An important design from Motivation is a revolutionary new chair, a three-wheeler that’s designed specifically for rough terrain of rural areas. Known as the Worldmade chair, it’s a first in a series of products which Motivation hopes will transform the wheelchair market in developing countries. The chair is equipped with three wheels for stability and a large front wheel for rolling easily over rough ground, and is composed of durable materials suitable for rough terrains. Worldmade wheelchairs are mass produced by a factory in eastern China, made entirely from steel for local assembly worldwide. Each user is able to customize the chair to suit their needs and size, and has a contoured pressure-relieving cushion that can be cut to size. The chair’s design and use of common materials and parts means that it’s easy to repair and maintain, and its long wheelbase allows it to cross most potholed tracks and fields. Worldmade makes an attempt at maintaining local services with local organizations to establish wheelchair services. Each wheelchair user is able to be assessed by their local service. Since the launch of this revolutionary new chair for rough terrains, Worldmade plans on launching a wheelchair more suitable for urban environments, and plans to equip each chair with a pressure care cushion.

‘Fit for Life’ training courses are offered in areas such as in Sri Lanka in how to assess wheelchair users, prescribe an appropriate wheelchair and assemble the Worldmade wheelchairs. The ‘Fit for Life’ assembly and prescription training courses are designed to prepare locals and non-professionals for running a wheelchair provision service in developing countries. These services aim at enhancing the quality of life for wheelchair users by catering to individual needs and necessities before prescribing and assembling an appropriate wheelchair. These courses target skills required to successfully assess and assemble a wheelchair, and provide users with basic instructions for using the wheelchair, which users are encouraged to develop optimistic attitudes and heighten their awareness of their rights and abilities. ‘Fit for Life’ courses encourages the development of wheelchair technicians by introducing them to wheelchairs and wheelchair users, while emphasizing the importance of correctly fitted wheelchairs and teach the assembly and maintenance of the Worldmade rural wheelchair. There are now a total of 28 graduates of the ‘Fit for Life’ prescription course, and 8 from the assembly course, The first training courses were held in India, Nepal, and Sri Lanka.

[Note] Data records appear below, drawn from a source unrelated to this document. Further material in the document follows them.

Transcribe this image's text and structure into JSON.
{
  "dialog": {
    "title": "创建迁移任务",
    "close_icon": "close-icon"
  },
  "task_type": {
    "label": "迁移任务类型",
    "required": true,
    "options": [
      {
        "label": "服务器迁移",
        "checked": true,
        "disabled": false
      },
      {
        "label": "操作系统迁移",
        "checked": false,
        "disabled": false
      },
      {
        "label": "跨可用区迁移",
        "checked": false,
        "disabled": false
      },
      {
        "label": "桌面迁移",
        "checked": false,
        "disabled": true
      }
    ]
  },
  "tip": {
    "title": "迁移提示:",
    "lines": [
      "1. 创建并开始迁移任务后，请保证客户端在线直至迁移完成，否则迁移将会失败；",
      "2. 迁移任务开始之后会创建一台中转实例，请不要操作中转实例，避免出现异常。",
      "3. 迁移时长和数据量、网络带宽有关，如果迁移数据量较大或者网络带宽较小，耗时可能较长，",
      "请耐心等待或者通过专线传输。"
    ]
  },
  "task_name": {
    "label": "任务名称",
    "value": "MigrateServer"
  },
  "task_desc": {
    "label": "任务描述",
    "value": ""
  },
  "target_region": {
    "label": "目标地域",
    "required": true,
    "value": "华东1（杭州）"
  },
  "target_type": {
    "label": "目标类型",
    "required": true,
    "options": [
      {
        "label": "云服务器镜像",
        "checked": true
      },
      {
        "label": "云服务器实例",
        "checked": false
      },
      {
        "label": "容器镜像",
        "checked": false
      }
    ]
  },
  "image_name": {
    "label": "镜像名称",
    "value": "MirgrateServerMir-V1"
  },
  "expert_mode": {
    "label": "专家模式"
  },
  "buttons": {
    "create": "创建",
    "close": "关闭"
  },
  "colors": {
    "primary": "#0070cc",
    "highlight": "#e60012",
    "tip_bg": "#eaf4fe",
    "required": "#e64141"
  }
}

The first ten wheelchair users to receive Worldmade wheelchairs were from South Africa. Townships like Capetown are rough and composed of rough dirt tracks which make it extremely difficult for wheelchair users to push along a normal wheelchair. With local thorn bushes causing punctures, testing has taken place in producing puncture proof solid tires. Since the introduction of the Worldmade chair, many of the wheelchair users have experienced a significant improvement in posture and ease of mobility. The Worldmade wheelchair was specifically designed to suit people who have a range of disabilities: spinal cord injury, amputation, and polio being the most common. The Worldmade wheelchair is specifically geared towards organizations such as hospitals, NGOs and INGOs where the establishment of a wheelchair provision is greatly needed.